The Case for Including a Budget in Every RFP

When we discuss our approach to agency search with a prospective or newly engaged client, one of the questions inevitably asked of us is:  Why should we include a budget in our RFP?

 

To which we respond:  If you don't want to share your budget, you might re-consider whether you are really serious about issuing the RFP at all.

 

Publishing a budget as part of your RFP is not a magic bullet -- you certainly need to include a well-thought out scope of work as well -- but it is essential to ensuring a smooth-running, transparent agency search process, and it's critical to finding the very best agency for your organization. 

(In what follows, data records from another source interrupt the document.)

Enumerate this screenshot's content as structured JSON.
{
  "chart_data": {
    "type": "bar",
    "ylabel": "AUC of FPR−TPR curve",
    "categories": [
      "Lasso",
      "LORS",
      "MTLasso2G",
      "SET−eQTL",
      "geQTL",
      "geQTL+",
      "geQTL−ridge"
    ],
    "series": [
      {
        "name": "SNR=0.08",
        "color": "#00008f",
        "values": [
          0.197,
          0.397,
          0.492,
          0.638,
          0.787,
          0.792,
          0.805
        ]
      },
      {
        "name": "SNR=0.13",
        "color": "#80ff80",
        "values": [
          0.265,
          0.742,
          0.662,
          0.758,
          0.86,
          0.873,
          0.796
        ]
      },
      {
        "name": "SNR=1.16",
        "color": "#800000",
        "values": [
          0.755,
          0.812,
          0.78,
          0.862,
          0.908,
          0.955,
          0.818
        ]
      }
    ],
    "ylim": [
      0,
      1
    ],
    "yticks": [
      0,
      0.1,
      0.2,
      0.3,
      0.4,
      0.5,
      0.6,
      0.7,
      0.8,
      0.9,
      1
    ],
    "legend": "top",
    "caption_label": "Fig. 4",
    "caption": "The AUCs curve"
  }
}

Why do we insist that clients share a budget with prospective agencies?  While there are a number of answers to this question, they can be summed up this way:  publishing an agency budget is one of the most important steps you can make to ensure you'll find the very best agency for your organization and your communications needs.

 

Some clients argue that leaving out a budget forces candidate agencies to be more creative and produce more strategically sound proposals. Others say, “I need agencies to tell me how much we should be spending.” 

 

But issuing an RFP shouldn’t be a game of “Gotcha,” or “Can You Top This?”  Its purpose should be to elicit the agency’s best thinking, given your stated scope of work and what you plan to invest.  And, has any company or association ever decided what to spend on PR by asking its PR agency?

 

Indeed, your budget (including expenses) should not only be front and center in your RFP – it needs to reflect, accurately and fairly, your stated scope of work.  If you plan to spend $100k, you do yourself and the candidate agencies a huge disservice by layering into the RFP a $250K scope of work!

 

Providing a sound budget enables responding agencies to eliminate the guesswork, deliver their best and most creative product, and compete on a level playing field.

 

Here are the other reasons to determine and be up front about what your organization intends to invest in an agency relationship:

  • You won't waste your time evaluating agencies for whom your budget is too small or (less often) too great -- RFP Associates has seen several instances in which a number of agencies that fully intended to respond to an RFP did not because they couldn't live with the budget as outlined.  Had those agencies played through, submitted a proposal, and been invited to present, imagine the resentment on both sides when the true budget would have been revealed.
  • You and your organization are taken more seriously by responding agencies -- Our research tells us that agencies that see no evidence of budget in the RFP are suspicious of the issuing organizations.  "They're probably just fishing for ideas, and either have no intention of hiring an agency -- or already know who they're hiring," one agency executive recently told us.
  • You'll know very quickly whether you are asking for too much in your scope of work -- Responding agencies will make it clear, in their questions, proposals and presentations, whether your budget is fair and reasonable, or requires trade-offs and cutbacks on services and programs.  

Responding to an RFP is serious work for agencies. When they decide to pursue your business they have to prove themselves on so many detailed levels that guessing on the budget should not be one of them. As you review your candidate agencies you’ll be glad in the long run when you can compare them on equal ground.